Le départ fracassant d'Habib Beye du Stade Rennais continue d'alimenter les débats. Lors d'une brève apparition en conférence de presse, le directeur général Arnaud Pouille avait volontairement maintenu le mystère sur les raisons exactes de cette séparation brutale. Aux côtés de Loïc Désiré et Guillaume Cerutti, la direction a évoqué une procédure engagée contre l'entraîneur et trois de ses adjoints, sans toutefois dévoiler les motifs précis. « Les circonstances sont contraignantes, mais nous n'avions pas d'autre alternative que d'engager cette procédure », avait déclaré Pouille. Depuis, plusieurs éléments troublants ont filtré dans la presse, laissant entrevoir un conflit bien plus profond qu'une simple divergence sportive. L'affaire pourrait même trouver son épilogue devant les instances juridiques du football français.
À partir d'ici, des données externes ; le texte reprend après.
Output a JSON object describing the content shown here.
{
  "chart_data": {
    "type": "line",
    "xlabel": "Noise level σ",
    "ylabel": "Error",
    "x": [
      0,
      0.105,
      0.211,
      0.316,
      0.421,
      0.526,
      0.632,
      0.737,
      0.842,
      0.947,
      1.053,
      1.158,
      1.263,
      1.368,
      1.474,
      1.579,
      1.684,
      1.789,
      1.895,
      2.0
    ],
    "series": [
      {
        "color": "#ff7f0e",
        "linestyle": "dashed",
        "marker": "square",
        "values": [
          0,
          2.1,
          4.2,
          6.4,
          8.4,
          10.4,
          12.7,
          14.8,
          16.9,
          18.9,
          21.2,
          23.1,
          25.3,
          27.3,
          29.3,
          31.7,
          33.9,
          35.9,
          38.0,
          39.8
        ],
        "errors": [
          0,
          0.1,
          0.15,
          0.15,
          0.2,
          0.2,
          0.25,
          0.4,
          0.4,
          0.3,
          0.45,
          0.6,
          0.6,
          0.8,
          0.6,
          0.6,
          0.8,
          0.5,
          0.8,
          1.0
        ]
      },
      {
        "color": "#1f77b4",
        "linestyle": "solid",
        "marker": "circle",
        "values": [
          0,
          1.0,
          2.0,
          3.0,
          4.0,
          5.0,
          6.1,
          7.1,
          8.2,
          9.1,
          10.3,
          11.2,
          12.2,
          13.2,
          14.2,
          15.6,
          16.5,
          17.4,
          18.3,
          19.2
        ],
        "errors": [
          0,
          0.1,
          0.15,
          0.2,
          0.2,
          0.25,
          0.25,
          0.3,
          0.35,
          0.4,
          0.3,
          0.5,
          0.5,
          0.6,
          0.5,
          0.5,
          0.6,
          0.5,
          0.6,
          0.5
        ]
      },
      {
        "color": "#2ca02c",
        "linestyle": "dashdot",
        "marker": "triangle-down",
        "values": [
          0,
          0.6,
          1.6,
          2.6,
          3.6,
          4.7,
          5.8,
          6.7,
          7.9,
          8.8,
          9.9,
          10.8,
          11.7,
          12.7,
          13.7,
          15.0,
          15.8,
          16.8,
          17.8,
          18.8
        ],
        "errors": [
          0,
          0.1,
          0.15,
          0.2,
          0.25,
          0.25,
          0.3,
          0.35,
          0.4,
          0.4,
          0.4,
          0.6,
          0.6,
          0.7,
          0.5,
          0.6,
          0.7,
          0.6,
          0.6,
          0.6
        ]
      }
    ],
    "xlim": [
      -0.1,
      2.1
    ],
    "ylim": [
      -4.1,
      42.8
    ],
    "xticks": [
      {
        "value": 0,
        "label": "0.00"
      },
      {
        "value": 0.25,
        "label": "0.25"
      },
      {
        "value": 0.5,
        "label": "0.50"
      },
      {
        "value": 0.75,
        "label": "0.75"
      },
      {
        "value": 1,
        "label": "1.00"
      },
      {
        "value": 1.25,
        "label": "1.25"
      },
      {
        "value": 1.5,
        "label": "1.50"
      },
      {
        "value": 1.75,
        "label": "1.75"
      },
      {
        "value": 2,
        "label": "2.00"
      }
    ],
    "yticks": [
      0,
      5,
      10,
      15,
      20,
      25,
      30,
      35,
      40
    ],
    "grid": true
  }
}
Des contacts avec l'OM qui changent la donne
Selon les informations révélées par Ouest-France, Habib Beye aurait échangé avec l'Olympique de Marseille alors qu'il était encore officiellement en poste en Bretagne. Dès le 4 février, son entourage aurait sondé la direction rennaise sur les modalités financières d'un départ anticipé. Cette démarche unilatérale, restée sans réponse de la part du club, aurait provoqué de fortes tensions en interne. Le technicien sénégalais semblait déjà avoir la tête ailleurs, ce qui n'a pas manqué de créer un malaise au sein de l'organisation. Ces révélations éclairent d'un jour nouveau la décision radicale prise par la direction ce week-end. Le club breton, qui promettait des précisions supplémentaires la semaine prochaine, probablement lors de la nomination de Franck Haise comme successeur, voit désormais l'affaire prendre une tournure judiciaire.
Une bataille financière qui s'annonce
Les conseillers de Beye réclament des indemnités liées à sa prolongation automatique d'un an, activée grâce à la qualification européenne du club. Rennes occupait la 6e place au moment de son éviction, position synonyme de Coupe d'Europe. Mais le Stade Rennais n'entend pas céder facilement. La direction estime disposer d'arguments solides pour plaider la faute grave, voire lourde, ce qui lui permettrait de ne verser aucune compensation financière. Parmi les griefs retenus figure notamment la sanction infligée à Brice Samba, écarté du match face à Lens le week-end précédent, une décision que la hiérarchie n'aurait pas validée. D'après Ouest-France, le dossier devrait être soumis aux instances du football en début de semaine prochaine.
Un dénouement devant les Prud'hommes
L'issue de ce conflit pourrait bien se jouer devant le conseil des Prud'hommes. Les deux parties campent sur leurs positions, chacune estimant avoir des arguments juridiques recevables. La réunion organisée ces derniers jours entre Beye et le club aurait permis d'exposer l'ensemble des reproches, mais aucun terrain d'entente n'a été trouvé. Le feuilleton rennais, loin d'être terminé, s'annonce long et complexe sur le plan juridique.